Windows 10を導入する企業が増加したことから、業務で利用する際の課題なども見えてきた。そこでこれから導入を検討する読者の方々の参考にしていただきたく、Windows 10を利用中の回答者に対して、「業務で利用する上での問題点」を聞いた。
その結果「アップデートの不具合で業務が止まるリスクがある」が最も多く34.0%、続いて「想定した機能が使えなくなる不安がある」22.4%、「アップデートごとの品質テストに工数が掛かる」15.6%となった(図3)。
これについては各所で報じられた通り、実際に「Windows 10 April 2018 Update」や「Windows 10 October 2018 Update」などで不具合が生じ、業務が停止してしまったり機能が使えない状態が続いてしまったりといった混乱があった。
数年に一度のアップデートであれば配布前に品質チェックを行うことも難しくないが、半年ごとのリリースサイクルでも同じような体勢で運用するのは現実的ではない。このような事態に対応するには、リスクを前提とした運用体制を構築するしかない。
アップデートごとにかかるアプリケーションの検証や配布にかかる工数は、SCCMやアプリケーション配布管理ツール、その他、クライアントPC管理ツール類を活用して人手をかけず効率的に進める体制を検討しておくことで軽減できそうだ。
それでは業務アプリケーションでWindows 10への対応を「予定していない」と回答した企業は、今後の業務アプリケーションをどのように考えているのだろうか。
最も多かったのは「もともとWeb標準に準拠したアプリケーション(SaaSを含む)なので対応する必要がない」20.0%という回答だ。
続いて2位「アプリケーション提供ベンダーがWindows 10への対応を表明していないため」17.7%、3位「業務アプリケーション改修の予算を確保できないため」14.3%、「暫定的なセキュリティ対策で業務アプリケーションの延命を図る予定があるため」と「もともと業務アプリケーションがWindowsで動作しないため」が11.4%で4位だった(図4)。
一番多かったのは業務アプリケーションをWeb標準に準拠させることでOSごとの動作検証などのコストがかからないように改修した、という意見だ。
一方、2位以降に挙げられた意見や、その他の声を見てみると「現状のOSを継続使用する」「必要が出てきたら対応すると思われるが、今のところ特に支障がないため」など一時しのぎの場当たり的な対応策が挙げられている印象だ。

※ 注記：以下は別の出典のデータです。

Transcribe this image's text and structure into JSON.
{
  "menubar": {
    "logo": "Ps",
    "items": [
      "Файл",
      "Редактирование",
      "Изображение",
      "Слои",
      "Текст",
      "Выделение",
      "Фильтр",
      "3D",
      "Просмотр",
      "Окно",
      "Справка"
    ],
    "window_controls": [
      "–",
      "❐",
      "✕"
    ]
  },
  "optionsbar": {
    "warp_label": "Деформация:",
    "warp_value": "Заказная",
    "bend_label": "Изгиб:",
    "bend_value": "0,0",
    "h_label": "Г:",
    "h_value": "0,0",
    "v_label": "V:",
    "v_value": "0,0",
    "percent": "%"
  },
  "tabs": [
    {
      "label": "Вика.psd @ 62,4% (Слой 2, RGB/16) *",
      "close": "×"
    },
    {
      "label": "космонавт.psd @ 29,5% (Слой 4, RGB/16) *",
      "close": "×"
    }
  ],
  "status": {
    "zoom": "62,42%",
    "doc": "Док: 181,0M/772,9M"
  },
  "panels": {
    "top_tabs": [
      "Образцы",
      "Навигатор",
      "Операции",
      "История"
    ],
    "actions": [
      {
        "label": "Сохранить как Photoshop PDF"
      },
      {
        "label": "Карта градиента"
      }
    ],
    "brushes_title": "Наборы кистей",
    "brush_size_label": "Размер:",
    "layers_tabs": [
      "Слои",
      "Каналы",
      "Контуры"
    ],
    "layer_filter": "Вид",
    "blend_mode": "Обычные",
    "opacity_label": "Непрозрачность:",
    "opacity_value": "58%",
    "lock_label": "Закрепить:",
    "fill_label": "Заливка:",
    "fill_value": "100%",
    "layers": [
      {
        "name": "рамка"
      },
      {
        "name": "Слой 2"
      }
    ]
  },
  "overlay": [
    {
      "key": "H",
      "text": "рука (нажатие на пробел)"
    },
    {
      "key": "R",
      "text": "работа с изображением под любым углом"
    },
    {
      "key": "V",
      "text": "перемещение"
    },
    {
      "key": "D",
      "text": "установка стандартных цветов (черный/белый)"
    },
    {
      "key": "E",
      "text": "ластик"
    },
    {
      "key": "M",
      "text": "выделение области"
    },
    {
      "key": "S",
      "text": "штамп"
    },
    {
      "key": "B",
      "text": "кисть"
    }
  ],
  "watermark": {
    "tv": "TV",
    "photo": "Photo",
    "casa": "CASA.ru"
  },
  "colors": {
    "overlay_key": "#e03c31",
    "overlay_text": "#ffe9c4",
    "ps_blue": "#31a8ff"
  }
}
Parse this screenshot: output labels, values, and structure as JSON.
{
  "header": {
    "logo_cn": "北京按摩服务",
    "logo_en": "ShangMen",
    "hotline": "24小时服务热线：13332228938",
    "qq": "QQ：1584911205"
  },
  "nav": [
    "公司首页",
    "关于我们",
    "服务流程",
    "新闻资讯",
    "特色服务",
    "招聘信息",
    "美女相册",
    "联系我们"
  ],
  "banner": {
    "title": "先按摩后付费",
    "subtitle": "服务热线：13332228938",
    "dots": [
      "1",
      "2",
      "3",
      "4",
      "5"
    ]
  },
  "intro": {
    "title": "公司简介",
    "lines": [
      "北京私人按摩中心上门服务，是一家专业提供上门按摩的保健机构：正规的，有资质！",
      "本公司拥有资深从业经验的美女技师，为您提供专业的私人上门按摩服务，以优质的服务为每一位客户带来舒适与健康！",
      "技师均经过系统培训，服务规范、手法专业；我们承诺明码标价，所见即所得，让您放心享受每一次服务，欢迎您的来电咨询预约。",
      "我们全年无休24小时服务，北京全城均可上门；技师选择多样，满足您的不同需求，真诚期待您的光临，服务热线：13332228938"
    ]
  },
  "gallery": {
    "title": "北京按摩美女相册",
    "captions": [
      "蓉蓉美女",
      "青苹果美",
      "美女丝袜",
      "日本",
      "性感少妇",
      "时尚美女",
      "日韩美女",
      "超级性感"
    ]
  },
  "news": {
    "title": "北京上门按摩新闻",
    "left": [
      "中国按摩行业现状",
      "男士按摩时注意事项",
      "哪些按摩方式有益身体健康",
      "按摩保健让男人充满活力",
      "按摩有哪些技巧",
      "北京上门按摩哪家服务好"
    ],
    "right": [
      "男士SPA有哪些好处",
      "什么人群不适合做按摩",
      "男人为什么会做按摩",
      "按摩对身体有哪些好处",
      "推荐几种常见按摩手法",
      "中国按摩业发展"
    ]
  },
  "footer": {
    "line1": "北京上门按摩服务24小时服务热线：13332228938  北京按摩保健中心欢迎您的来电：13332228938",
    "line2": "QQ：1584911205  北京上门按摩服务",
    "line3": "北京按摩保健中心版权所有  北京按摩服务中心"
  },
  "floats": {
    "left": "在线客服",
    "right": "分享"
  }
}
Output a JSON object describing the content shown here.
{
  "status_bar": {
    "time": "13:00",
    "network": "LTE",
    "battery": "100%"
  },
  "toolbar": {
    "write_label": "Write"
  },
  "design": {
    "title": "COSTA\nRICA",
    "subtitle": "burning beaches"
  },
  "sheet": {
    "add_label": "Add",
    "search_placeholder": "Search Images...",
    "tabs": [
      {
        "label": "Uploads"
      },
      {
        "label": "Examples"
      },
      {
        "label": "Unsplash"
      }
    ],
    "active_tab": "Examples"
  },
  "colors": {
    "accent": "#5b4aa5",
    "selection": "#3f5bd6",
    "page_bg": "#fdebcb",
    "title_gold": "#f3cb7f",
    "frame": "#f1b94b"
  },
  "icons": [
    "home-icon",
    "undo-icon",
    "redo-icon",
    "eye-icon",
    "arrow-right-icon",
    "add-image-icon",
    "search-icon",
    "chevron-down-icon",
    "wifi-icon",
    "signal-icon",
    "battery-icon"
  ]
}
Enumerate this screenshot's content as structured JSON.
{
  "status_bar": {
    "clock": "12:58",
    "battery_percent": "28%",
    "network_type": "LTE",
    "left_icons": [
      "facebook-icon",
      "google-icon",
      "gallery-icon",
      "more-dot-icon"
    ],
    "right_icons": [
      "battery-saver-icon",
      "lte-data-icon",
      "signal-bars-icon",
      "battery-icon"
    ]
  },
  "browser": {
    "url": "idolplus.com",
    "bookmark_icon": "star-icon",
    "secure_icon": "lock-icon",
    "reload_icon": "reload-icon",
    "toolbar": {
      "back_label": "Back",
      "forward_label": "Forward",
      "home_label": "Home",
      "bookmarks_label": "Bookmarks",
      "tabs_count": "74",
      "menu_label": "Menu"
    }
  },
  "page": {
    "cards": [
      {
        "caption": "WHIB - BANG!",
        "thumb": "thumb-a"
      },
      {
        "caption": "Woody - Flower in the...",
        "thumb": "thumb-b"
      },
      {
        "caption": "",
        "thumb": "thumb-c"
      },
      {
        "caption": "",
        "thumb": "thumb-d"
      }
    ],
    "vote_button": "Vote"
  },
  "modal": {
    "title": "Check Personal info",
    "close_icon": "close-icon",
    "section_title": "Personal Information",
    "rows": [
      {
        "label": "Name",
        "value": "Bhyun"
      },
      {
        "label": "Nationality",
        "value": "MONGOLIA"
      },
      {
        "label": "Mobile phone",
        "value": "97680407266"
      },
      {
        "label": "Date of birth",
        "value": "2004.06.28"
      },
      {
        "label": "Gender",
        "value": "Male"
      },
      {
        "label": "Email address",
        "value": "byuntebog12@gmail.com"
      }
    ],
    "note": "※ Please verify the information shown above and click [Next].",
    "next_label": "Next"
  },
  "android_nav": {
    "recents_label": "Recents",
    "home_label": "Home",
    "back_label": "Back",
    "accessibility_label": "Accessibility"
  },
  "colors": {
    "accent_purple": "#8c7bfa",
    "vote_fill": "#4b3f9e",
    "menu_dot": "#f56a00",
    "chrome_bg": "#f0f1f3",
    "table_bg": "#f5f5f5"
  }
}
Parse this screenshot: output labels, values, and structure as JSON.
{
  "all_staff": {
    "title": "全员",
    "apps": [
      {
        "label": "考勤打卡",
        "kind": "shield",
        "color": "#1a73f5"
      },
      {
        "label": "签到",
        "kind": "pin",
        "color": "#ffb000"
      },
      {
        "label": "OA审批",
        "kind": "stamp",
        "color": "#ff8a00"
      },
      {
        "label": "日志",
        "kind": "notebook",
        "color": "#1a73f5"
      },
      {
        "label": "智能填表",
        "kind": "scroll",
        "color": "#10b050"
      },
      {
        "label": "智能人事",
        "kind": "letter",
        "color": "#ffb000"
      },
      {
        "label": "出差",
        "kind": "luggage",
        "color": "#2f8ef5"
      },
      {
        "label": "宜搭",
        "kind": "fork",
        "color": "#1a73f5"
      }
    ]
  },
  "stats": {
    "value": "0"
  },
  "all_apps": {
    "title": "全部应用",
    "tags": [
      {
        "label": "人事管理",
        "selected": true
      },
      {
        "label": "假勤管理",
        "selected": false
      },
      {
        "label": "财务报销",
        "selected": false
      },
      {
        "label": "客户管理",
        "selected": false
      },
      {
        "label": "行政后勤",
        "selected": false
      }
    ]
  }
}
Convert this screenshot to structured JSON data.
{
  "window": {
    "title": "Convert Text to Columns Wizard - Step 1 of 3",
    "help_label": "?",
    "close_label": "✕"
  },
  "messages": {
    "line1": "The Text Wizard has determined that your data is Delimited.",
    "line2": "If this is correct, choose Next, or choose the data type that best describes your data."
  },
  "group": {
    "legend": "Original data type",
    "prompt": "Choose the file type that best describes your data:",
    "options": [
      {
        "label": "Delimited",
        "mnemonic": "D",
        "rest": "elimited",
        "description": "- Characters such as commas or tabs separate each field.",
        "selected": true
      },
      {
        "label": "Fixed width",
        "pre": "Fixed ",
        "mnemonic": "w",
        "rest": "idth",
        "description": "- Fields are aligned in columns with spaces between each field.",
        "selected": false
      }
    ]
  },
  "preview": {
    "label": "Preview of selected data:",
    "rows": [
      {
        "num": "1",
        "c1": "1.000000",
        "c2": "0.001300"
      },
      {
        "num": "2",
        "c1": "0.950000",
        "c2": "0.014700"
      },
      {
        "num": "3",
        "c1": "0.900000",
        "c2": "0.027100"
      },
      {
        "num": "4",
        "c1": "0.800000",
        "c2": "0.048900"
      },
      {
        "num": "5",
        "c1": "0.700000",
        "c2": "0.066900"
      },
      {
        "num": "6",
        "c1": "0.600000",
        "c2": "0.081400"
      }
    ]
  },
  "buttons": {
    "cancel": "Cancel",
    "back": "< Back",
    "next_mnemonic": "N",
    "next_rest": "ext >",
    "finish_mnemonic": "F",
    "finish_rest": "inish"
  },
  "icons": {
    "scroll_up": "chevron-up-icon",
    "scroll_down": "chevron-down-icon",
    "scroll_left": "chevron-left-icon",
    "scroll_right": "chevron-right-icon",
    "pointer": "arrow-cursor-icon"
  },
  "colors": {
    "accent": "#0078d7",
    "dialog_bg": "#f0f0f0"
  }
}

特に今回は2020年1月のタイミングで「Windows 7」に加えて「Windows Server 2008/2008 R2」の延長サポートも終了する。2020年10月には「Office 2010」も延長サポートが終了することになっており、ただでさえ負担のかかるライセンス終了への対応に拍車が掛かる可能性が高い。対応工数を分散するための計画的な一時しのぎ施策であれば問題ないが、検討漏れや準備不足が原因で場当たり的な対応になってしまっては本末転倒だ。いずれにせよ早いうちから移行計画を検討することが肝心と言えそうだ。